Wow. Talk about switches! How about I tell you that the link is www.example.com/website. It is hosted on localhost only so it isn't an actual WEB site per se.
But I open it by typing www.example.com/website into any browser. Can you narrow down the switches a bit with that info? I feel "whipped"
This is just a single page like "the home page" that the site opens to. All I need is that one page. As a manual download with Ctrl+S it is an approx 2MB MHTML file. If I could find that old Mouse Keys programmer I would just program the mouse strokes into a script to do it
-questorfla
I can tell you what they do... and you can take out what you need. Since you're going via the http protocol, it doesn't really matter if you're running local or not.

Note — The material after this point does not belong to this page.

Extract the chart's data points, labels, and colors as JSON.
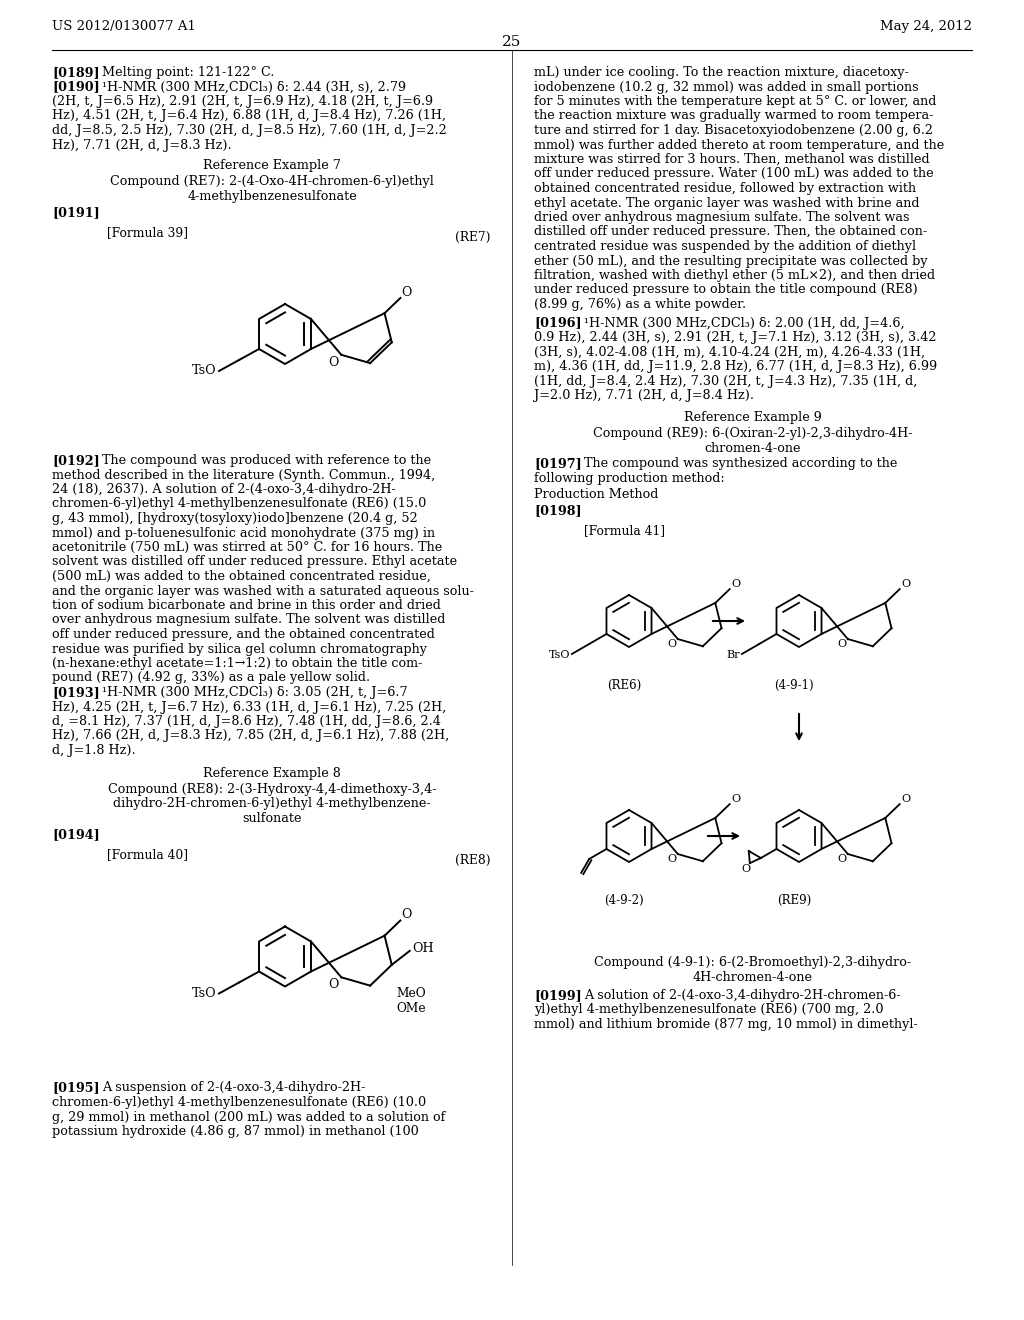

--recursive: get the page recursively, i.e. don't just stop with the queried page
--domains [domain]: don't go outside of the current domain
--no-parent: don't go upward, no matter what the links say
--page-requisites: get extra needed files, like css and js files
--html-extension: other than prereqs, we're only looking for html files
--convert-links: converts the links on the page to explicitly point to the downloaded files, i.e. remove the domain from the files
--restrict-file-names=windows: use windows compatible file names
--no-clobber: if you have to resume the download, it won't download those files that already exist.
I'm not sure how to limit it to only one level- my use for it was to download the website for offline extraction. you might be able to add --l1, but I've never tried it.